“La Biblia en España es una obra de arte, una creación, y con arreglo a eso hay que juzgar de su exactitud, del parecido del retrato y de las invenciones del autor” (Manuel Azaña, prologuista y traductor de “La Biblia en España” de George Borrow, 1ª edición española en 1912).
Tengo en un lugar de preferencia como libro de bolsillo “La Biblia en España” del autor británico George Borrow. Y ello lo hace muy especial si pertenece a la edición traducida y prologada por Don Manuel Azaña. El prólogo de tan ilustre personaje conforma todo un texto. La obra es más que un libro de viajes al uso. Julio Llamazares, autor muy viajero, le define como el escritor inglés que más hondo y detenido recorrió los caminos españoles a lo largo del siglo XIX. Si bien influyó en el autor los consejos dados por su amigo Richard Ford sobre España, el lector se encontrará con un entramado novelesco. Y es que la vida de Borrow, en sí, ya es una novela. Hombre pletórico de inquietudes, que le llevó a la poliglotía. Tuvo inmersión lingüística en el caló, habiendo convivido con el mundo gitano, sobre el que escribió un ensayo, “Los zincali”.
Su conversión del ateísmo a la iglesia evangelista le permitió recorrer España, bajo el patrocinio de la Sociedad Bíblica Británica, con el objeto de difundir el Nuevo Testamento. Misión que provocó su encarcelamiento en Madrid. Dar a conocer y vender la Biblia sin notas era delito. El poder de la Iglesia Católica era muy fuerte. Su puesta en libertad se debió a las fuertes presiones de la monarquía británica a la española, llegando, incluso, a la amenaza de ruptura de las relaciones diplomáticas. Su encarcelamiento no fue más que una de tantas peripecias que tuvo que afrontar. España estaba envuelta en la primera guerra carlista. Vivía el país la revolución liberal de Mendizábal.

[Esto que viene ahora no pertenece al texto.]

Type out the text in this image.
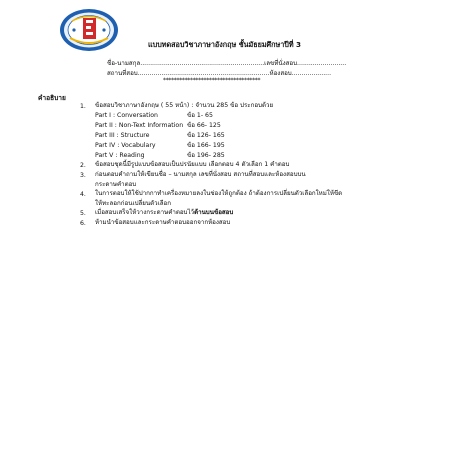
แบบทดสอบวิชาภาษาอังกฤษ ชั้นมัธยมศึกษาปีที่ 3
ชื่อ-นามสกุล...............................................................เลขที่นั่งสอบ.........................
สถานที่สอบ...................................................................ห้องสอบ....................
************************************
คำอธิบาย
1. ข้อสอบวิชาภาษาอังกฤษ ( 55 หน้า) : จำนวน 285 ข้อ ประกอบด้วย
Part I : Conversation	ข้อ 1- 65
Part II : Non-Text Information ข้อ 66- 125
Part III : Structure	ข้อ 126- 165
Part IV : Vocabulary	ข้อ 166- 195
Part V : Reading	ข้อ 196- 285
2. ข้อสอบชุดนี้มีรูปแบบข้อสอบเป็นปรนัยแบบ เลือกตอบ 4 ตัวเลือก 1 คำตอบ
3. ก่อนตอบคำถามให้เขียนชื่อ – นามสกุล เลขที่นั่งสอบ สถานที่สอบและห้องสอบบน
กระดาษคำตอบ
4. ในการตอบให้ใช้ปากกาทำเครื่องหมายลงในช่องให้ถูกต้อง ถ้าต้องการเปลี่ยนตัวเลือกใหม่ให้ขีด
ให้ทะลอกก่อนเปลี่ยนตัวเลือก
5. เมื่อสอบเสร็จให้วางกระดาษคำตอบไว้ด้านบนข้อสอบ
6. ห้ามนำข้อสอบและกระดาษคำตอบออกจากห้องสอบ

A montura de caballo, Borrow, a quien llegó a conocérsele como Don Jorgito el Inglés, anduvo por caminos de Galicia. A ésta dedica los capítulos del 25 al 32 de su obra. Constreñido a los parámetros que impone la redacción del periódico a la publicación de este texto, me impiden ahondar en las venturas y desventuras del autor en tierras gallegas, llegando afirmar que “extraño país es Galicia”. Deberá el lector de despojarse de todo chauvinismo localista. Padecíamos, y aún padecemos, el llamado atraso secular. El peor trago de su viaje acaeció en Fisterra, cuando confundido como el pretendiente al trono Don Carlos, fue apresado y a punto de ser fusilado, de no ser por la intervención del apodado “El Valiente de Finisterre”, que le rescató de la plebe furibunda y le llevó ante el alcalde mayor de Corcubión para ser liberado.
El libro atrapa. Gracia que debemos a un autor quien se negara a seguir el consejo de un amigo, que le recomendaba la abogacía como la mejor carrera para quienes no piensan ejercer ninguna.